The instant case was tried before Textile Workers Union of America v. Lincoln Mills of Alabama, 353 U.S. 448, 77 S.Ct. 923, 1 L.Ed.2d 972, decided June 3, 1957, was announced. A previous Supreme Court decision, Association of Westinghouse Salaried Employees v. Westinghouse Electric Corporation, 348 U.S. 437, 75 S.Ct. 488, 99 L.Ed. 510, decided March 28, 1955, had held that the federal court did not have jurisdiction of an action for unpaid salaries claimed to be due under a collective bargaining agreement.
We recognize that the Lincoln Mills ease, supra, held that an action by a union to compel specific performance of an arbitration clause in a collective bargaining agreement constitutes an action to enforce federal rights and that the substantive law to be applied under Section 301(a) of the Labor Management Relations Act of 1947, 29 U.S.C.A. § 185(a) is federal law. If, under the doctrine of the Lincoln Mills case, federal substantive law for the enforcement of collective bargaining contracts, fashioned “from the policy of our national labor laws,” is properly to be applied in the case at bar instead of the contract law of the state, our conclusion would not be changed. [See 71 Harv.L.Rev. 1169 (1958).]

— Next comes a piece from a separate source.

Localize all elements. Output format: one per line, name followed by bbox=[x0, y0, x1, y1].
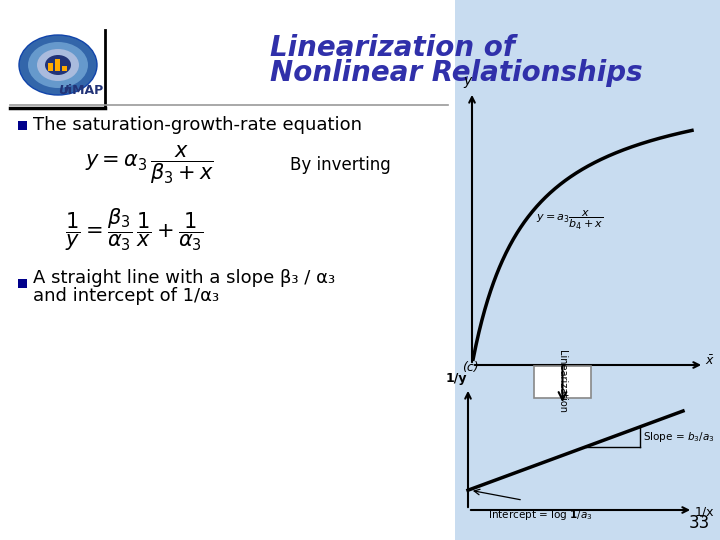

The case turned upon the statute of limitations which, although it was the statute of Kentucky, was required by long settled federal law to be resorted to herein.2 In the absence of federal limitations established by Congress, the Supreme Court of the United States has repeatedly held that the state statute of limitations controls. Chattanooga Foundry & Pipe Works v. City of Atlanta, 203 U.S. 390, 27 S.Ct. 65, 51 L.Ed. 241; Rawlings, Receiver, v. Ray, 312 U.S. 96, 61 S.Ct. 473, 85 L.Ed. 605; Cope v. Anderson, 331 U.S. 461, 67 S.Ct. 1340, 91 L.Ed. 1602.
Since the Congress embodied in Section 301(a) of the Labor Management Relations Act no statute of limitations, under the established federal rule the appropriate state statute would in any event be applied. The District Court’s error was not in applying the Kentucky statute but, in our opinion, for reasons given above, in applying the one-year limitation covering injuries to the person rather than the fifteen-year limitation applicable to written contracts.
The judgment of the District Court is reversed and the case is remanded for further proceedings in accordance with this opinion.